McDonough
Pro-Life Advocate Finds Spiritual Community
By REBECCA RAKOCZY, Special To The Bulletin | Published November 8, 2007
Linda Powell was a “good, faithful Catholic” in Ohio when the U.S. Supreme Court’s Roe v. Wade decision legalized abortion.
“I wasn’t paying much attention to what it meant,” she said. “Abortion was not on my radar screen—I was raising children, and I couldn’t fathom what it would turn into. I thought that everybody was like me, that they were pro-life.”
It would be a personal epiphany during her third pregnancy that marked the beginnings of what would become a lifelong commitment advocating for the unborn.
More than 30 years later, that avocation became a commitment to Father Peter West of the national pro-life organization, Priests for Life, as Powell “joyfully promised” to “defend the weakest among these” as a lay associate of the Missionaries of the Gospel of Life. The promise ceremony occurred Oct. 27 before friends and family gathered at St. James the Apostle Church in McDonough where Father West came to speak.
Powell began her journey to become a lay associate more than a year ago when she met James Pinto, a pastoral associate for Priests for Life, at the Eucharistic Congress in Atlanta. She now joins 1,000 lay associates across the nation committed to praying and witnessing for the unborn. As a lay associate, she will be praying, studying and giving witness to others as a pro-life advocate, something she has done for many years, she says. But she’ll have more support.

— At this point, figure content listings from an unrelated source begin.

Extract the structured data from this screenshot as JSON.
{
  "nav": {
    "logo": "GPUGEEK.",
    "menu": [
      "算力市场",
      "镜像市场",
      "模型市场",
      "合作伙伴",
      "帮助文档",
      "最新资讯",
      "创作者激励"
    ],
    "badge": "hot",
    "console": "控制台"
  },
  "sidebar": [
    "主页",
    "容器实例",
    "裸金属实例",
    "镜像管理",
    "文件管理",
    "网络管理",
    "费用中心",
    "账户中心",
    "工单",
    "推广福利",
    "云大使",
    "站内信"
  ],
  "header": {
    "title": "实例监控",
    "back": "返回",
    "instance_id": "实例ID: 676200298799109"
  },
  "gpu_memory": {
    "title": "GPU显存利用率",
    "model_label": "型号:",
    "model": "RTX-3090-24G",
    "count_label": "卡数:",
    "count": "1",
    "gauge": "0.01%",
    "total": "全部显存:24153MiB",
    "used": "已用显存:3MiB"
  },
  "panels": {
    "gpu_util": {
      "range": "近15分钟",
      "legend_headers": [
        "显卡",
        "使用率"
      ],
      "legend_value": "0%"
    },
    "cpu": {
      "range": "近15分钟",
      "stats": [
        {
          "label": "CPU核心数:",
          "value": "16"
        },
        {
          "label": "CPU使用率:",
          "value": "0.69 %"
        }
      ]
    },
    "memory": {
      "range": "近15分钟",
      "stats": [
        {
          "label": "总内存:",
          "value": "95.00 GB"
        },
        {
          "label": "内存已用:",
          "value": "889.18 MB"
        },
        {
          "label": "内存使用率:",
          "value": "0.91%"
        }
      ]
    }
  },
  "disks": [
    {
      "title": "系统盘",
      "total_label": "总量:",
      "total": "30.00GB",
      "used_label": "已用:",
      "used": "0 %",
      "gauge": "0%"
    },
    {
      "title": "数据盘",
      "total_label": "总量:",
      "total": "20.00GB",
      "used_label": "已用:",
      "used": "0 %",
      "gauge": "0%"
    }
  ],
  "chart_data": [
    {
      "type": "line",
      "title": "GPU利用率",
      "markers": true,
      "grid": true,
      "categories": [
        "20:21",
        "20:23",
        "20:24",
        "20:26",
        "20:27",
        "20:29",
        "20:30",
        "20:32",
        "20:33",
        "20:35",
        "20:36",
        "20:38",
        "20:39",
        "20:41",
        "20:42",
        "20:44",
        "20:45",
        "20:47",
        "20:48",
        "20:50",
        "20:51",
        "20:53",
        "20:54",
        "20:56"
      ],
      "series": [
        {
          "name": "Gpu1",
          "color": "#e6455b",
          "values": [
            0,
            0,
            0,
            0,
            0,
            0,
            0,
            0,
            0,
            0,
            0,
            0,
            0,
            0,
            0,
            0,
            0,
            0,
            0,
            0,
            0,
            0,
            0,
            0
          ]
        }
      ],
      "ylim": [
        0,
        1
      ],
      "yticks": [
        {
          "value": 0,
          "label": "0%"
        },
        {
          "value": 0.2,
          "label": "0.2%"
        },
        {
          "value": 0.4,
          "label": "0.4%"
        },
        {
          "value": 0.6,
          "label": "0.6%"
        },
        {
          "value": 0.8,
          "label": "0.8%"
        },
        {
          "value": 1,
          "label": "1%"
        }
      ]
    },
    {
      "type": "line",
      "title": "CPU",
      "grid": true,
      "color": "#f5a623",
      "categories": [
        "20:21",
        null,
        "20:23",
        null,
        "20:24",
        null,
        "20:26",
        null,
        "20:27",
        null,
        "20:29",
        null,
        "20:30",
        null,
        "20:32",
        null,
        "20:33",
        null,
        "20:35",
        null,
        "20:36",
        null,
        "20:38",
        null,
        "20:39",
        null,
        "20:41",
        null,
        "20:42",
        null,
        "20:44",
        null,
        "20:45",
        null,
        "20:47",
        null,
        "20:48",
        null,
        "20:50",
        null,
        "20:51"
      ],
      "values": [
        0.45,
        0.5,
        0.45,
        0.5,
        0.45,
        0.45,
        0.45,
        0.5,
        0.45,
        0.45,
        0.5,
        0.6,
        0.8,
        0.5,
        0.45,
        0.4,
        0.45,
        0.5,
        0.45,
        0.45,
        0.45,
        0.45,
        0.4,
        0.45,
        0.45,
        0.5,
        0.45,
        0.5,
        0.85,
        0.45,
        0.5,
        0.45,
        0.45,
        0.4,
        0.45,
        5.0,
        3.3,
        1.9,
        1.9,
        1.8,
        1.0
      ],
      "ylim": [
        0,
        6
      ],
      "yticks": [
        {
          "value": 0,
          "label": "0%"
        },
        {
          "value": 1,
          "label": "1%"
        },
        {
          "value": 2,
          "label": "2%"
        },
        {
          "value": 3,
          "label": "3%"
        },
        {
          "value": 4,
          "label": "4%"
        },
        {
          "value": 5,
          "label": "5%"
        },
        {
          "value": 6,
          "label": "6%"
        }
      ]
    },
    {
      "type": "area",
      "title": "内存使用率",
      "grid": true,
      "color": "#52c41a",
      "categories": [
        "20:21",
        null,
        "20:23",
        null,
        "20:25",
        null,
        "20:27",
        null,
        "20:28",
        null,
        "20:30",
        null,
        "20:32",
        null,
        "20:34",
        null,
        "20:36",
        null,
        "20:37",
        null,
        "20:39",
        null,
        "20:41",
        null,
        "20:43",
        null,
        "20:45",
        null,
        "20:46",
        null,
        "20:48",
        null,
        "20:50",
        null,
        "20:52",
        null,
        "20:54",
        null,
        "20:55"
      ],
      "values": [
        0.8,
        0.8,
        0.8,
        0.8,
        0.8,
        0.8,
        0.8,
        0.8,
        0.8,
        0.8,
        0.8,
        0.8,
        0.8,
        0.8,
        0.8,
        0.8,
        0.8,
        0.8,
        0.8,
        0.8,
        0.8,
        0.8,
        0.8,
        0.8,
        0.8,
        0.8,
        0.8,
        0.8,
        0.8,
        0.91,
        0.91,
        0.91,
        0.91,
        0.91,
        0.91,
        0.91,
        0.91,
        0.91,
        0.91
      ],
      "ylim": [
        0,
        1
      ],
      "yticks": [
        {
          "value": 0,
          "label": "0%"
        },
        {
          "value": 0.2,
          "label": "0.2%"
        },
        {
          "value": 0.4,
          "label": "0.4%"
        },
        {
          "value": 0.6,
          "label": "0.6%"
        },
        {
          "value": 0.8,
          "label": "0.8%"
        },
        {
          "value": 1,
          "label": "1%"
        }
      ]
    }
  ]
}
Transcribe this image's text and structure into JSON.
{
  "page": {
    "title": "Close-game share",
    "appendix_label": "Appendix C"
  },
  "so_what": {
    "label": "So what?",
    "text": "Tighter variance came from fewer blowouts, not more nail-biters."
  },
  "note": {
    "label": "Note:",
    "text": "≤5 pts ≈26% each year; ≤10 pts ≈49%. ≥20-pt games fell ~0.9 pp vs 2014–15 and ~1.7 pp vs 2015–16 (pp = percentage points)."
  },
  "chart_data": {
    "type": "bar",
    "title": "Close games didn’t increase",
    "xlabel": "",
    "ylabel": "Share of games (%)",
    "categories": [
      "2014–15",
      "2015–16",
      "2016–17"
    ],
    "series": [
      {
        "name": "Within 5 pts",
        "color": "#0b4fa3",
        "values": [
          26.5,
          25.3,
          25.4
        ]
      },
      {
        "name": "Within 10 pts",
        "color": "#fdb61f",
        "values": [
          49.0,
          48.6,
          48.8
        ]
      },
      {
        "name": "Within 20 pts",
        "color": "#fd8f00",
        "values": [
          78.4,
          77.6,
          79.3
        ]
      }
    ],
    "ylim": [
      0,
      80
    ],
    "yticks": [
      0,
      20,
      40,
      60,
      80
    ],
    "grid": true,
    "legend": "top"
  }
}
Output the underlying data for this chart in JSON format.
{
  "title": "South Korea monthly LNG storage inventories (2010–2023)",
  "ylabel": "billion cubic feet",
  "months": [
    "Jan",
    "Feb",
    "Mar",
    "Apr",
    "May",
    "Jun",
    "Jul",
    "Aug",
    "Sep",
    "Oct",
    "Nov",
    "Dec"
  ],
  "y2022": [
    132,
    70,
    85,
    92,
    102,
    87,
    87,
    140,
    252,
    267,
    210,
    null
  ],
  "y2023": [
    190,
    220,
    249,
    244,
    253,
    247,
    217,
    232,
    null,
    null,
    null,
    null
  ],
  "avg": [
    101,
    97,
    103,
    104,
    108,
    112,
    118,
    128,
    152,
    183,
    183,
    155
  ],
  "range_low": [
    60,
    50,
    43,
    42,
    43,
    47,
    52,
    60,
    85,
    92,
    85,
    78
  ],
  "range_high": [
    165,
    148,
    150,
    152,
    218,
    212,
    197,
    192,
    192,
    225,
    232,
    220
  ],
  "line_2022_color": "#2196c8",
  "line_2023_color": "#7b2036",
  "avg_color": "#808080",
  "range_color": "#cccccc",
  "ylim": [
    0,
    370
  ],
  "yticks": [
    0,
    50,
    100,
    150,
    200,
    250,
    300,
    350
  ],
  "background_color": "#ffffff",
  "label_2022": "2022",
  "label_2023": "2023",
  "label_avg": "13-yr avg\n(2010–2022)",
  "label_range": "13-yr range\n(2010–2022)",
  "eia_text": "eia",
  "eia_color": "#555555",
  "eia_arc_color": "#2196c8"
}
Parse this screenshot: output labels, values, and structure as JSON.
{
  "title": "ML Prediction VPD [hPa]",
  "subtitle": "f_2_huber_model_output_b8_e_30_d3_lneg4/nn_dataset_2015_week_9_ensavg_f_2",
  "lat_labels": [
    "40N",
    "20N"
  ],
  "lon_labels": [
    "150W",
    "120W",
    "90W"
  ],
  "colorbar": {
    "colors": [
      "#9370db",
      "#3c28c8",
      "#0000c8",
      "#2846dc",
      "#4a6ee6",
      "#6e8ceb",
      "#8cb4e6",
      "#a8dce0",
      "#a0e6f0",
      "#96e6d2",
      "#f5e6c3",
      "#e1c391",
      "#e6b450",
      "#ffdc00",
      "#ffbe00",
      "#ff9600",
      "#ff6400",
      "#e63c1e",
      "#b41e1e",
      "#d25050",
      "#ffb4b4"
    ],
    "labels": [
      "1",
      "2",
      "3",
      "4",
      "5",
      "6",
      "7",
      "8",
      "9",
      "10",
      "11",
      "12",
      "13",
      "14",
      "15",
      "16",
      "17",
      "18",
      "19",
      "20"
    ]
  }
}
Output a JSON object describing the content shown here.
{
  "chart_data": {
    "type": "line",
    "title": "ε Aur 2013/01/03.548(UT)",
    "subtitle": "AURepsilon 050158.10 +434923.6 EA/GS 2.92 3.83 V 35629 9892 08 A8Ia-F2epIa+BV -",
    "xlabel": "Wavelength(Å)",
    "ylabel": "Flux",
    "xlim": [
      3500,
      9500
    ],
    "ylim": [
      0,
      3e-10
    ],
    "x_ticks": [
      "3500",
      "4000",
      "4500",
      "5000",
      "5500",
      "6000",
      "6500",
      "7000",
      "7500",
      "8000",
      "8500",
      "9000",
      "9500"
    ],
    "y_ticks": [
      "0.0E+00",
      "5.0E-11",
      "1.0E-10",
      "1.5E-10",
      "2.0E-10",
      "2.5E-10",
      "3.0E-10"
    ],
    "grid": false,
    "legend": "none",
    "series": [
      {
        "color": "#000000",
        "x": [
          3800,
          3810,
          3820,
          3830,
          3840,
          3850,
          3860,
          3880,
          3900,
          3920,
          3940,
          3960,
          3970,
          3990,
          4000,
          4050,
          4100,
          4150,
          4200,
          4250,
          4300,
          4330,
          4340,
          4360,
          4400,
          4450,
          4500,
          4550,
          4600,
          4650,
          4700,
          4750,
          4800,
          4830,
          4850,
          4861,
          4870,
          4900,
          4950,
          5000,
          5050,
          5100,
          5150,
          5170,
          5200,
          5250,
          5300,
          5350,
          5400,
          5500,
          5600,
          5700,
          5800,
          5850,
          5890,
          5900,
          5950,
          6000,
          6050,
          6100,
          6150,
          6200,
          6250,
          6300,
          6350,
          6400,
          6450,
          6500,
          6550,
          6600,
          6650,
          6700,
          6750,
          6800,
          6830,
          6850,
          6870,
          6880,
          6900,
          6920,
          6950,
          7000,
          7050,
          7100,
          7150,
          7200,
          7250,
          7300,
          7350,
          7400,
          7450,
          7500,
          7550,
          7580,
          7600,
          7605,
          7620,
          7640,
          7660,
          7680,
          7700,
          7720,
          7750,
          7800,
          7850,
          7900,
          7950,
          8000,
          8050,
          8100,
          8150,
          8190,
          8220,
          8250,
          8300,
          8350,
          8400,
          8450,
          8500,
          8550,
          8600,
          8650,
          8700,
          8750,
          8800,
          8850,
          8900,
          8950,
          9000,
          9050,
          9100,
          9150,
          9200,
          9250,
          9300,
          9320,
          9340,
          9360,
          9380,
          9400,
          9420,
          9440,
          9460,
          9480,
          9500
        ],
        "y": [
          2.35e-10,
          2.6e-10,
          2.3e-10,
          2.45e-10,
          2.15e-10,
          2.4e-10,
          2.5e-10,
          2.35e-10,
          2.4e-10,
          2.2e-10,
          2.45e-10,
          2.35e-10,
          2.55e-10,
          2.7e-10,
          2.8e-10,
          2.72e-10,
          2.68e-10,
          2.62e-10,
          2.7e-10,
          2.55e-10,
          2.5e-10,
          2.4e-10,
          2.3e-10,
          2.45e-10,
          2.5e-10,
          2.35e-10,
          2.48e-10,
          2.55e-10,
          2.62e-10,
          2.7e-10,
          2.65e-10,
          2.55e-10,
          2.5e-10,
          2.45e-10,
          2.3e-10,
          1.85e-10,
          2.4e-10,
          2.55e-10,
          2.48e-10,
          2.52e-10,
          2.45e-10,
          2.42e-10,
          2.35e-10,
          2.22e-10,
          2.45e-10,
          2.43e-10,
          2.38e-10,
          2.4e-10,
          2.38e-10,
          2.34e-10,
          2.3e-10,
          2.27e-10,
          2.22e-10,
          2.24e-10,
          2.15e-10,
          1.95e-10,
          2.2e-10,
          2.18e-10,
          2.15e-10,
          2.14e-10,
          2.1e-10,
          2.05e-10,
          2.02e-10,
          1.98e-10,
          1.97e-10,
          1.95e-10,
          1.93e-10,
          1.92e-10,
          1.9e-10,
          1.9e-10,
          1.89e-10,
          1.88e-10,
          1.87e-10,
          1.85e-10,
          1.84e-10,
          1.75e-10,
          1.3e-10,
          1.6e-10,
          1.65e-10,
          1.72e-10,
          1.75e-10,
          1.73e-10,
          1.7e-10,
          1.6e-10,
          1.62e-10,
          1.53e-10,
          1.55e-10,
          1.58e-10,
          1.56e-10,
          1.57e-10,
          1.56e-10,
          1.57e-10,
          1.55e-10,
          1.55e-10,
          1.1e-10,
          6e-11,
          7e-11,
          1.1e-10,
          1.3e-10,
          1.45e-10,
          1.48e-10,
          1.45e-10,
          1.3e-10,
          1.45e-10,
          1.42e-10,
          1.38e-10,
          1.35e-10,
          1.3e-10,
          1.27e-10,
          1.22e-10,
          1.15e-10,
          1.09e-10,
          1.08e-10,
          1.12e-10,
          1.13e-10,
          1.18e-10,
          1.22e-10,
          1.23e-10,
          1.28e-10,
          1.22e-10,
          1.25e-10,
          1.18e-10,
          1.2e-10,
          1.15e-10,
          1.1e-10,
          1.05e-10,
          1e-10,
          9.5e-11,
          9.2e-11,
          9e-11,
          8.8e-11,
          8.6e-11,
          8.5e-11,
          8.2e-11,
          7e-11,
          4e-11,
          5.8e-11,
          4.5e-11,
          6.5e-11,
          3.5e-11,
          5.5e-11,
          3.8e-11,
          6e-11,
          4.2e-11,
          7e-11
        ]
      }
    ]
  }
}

“It’s knowing that there is a community of others who are praying for the unborn that gives me strength,” said Powell. “You can do this on your own, but when you realize that there are other people who are saying the same prayers every day, even if you’re praying in your home by yourself, you have this feeling of community.”
The lay associates follow a handbook of prayers and a study guide written by Father Frank Pavone, pro-life leader and founder of Priests for Life. Father Pavone has established the Missionaries of the Gospel of Life as a Society of Apostolic Life for priests and lay associates.
Powell’s awakening about abortion came with her third pregnancy, she said.
“It was 1975, and I was pregnant with my third daughter, and I was not well; my husband at the time didn’t tell me to have an abortion, but he was intimating it,” she said. “And we were like a lot of young couples, and we were struggling.”
Powell didn’t have an abortion, but the idea that other couples in similar circumstances could even be considering an abortion galvanized her. She became active in the local post-abortion healing and treatment program in Ohio.
“I realized this was much more than just a Supreme Court decision; abortion was going to touch my life in some way. It was becoming (an issue) for people who you wouldn’t ordinarily think would talk about it. They were using it as a possible (birth control) option.”
Powell began to work with women who had already had abortions.
“I felt that they needed to be healed and brought back to the church, to the forgiveness of Jesus Christ,” she said. Her work with other women was agonizingly brought home years later when she learned that her 18-year-old daughter had had an abortion.
“I knew that there was something wrong, that she was suffering spiritually. I couldn’t get through to her,” Powell recalled. Her daughter attended Project Rachel’s Vineyard Retreat (a program for women who have experienced abortion) and started on the path to spiritual healing.
It’s this extremely personal understanding of the spiritual pain of aborting a child that helps Powell reach out to others.
“I know there are other hurting women in our church,” she said. “And people know you have a heart for them. I have women come up to me when I am passing out pro-life material, and they confess their abortion to me and ask me to pray for them.”
Her pro-life work continued into the 1990s when Powell and her second husband, Charles, moved to Georgia and became active at St. Matthew Church in Winder. Powell worked at the local pregnancy resource center, eventually becoming involved in Barrow County’s Right to Life chapter and became the Respect Life Month coordinator at St. Matthew.
“Everybody knew that I was the person to come to at St. Matthew’s for pro-life issues,” she said.
But despite her involvement, she felt that there was a missing piece in her ministry. “There was a spiritual aspect that seemed to be missing,” she said. That missing piece is now filled. Powell hopes she can move others to consider becoming lay associates.
“Some parishes are wonderful and supportive (of pro-life ministries), and in some parishes you have to struggle and jump through hoops to get anything done,” she said.
According to Ray Mooney, a lay associate based at Priests for Life in New York, there are almost 1,000 registered lay associates in the United States, Canada and Australia. And when several people gather to pray and witness for pro-life issues, they can become a “Life Cell.”
“Becoming a lay associate makes you a part of a national organization that is approved by the Vatican, and well known to the United States Conference of Catholic Bishops; it gives people a sense of belonging to something bigger than themselves; it gives them confidence,” Mooney said.
Becoming a lay associate “doesn’t take any more time,” than her normal pro-life activities, Powell said. “It expands my spirituality and makes it more focused, and it’s nice to know I have the full and total blessing of the church.”